Pyridoxal-5’-Phosphate (PLP)-dependent enzymes are ubiquitous throughout nature with over 140 unique activities characterized. This diverse reactivity has been attributed to PLP’s ability to act as an “electron sink” during catalysis. In recent years, a novel oxidase activity was characterized with the discovery of MppP, an enzyme in the biosynthetic pathway of mannopeptimycin, that catalyzes the first step in the production of the non-proteinogenic amino acid L-enduracididine. MppP catalyzes the four-electron oxidation of L-arginine to 4-hydroxy-(2,3)-dehydroarginine, using only the PLP cofactor and molecular oxygen, with no assistance from metals or other organic cofactors. Shortly after MppP was reported, Ind4 was characterized. This enzyme is part of the biosynthetic pathway for indolmycin, another antibiotic. Ind4 is also able to catalyze the four-electron oxidation of L-arginine, but instead of producing the hydroxylated product, a desaturation occurs, creating (2,3),(4,5)-didehydroarginine. Thus, two classes of L-arginine oxidases have been found: the MppP-like hydroxylases and the Ind4-like desaturases. Despite having different activities, the overall structures and the active site residues are all conserved. This new class of PLP-dependent enzymes offers not only the chance to further characterize a novel activity of a ubiquitous cofactor but also can provide a unique insight into how enzymes have evolved fine control over their cofactor’s reactivity. To this end, multiple desaturases were characterized. Crystal structures of Pel4, Plu4, and Bcer4 were determined. Pel4 and Plu4 structures initially were missing electron density for the PLP cofactor, making active site comparisons between them and hydroxylases impossible. Through a series of experiments, crystallization conditions were found such that ordered the cofactor sufficiently to observe the electron density. Comparisons of the active sites of Plu4 and SwMppP provide little insight into how the enzymes are able to catalyze different reactions, though some subtle differences in active site residues provide some hints.

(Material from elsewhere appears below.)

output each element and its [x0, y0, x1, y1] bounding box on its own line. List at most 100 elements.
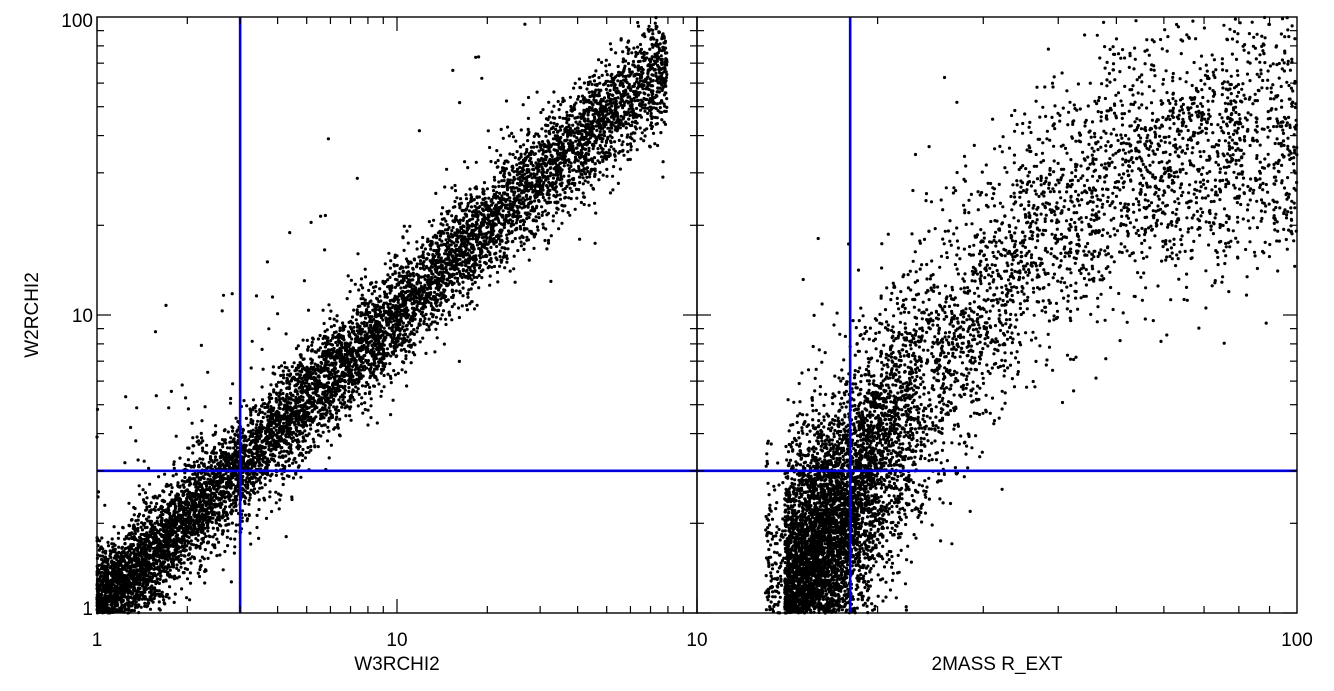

Pre-steady state kinetic experiments were conducted with Plu4. These data were fitted to a model using global fitting by simulation. One issue with the mechanistic model of SwMppP is the parameter-to-data ratio. Three of the four observable signals are due to species occurring before reaction with dioxygen. This means that the latter half of the mechanism is not well constrained by the data. The desaturated product made by Plu4 provides extra observables. Using these new observables, the latter half of the mechanism of Plu4 is better constrained. These stopped flow data of Plu4 now allow for kinetic characterization of Plu4 and comparison to the previously characterized SwMppP. Together with the sequence and structural data, these data allow predictions of important residues that were investigated using mutagenesis. Two mutants of Plu4, D216N and R121S, were characterized. These mutations help provide a basis of how oxygen activation occurs and how L-arginine oxidases have evolved to catalyze two different reactions.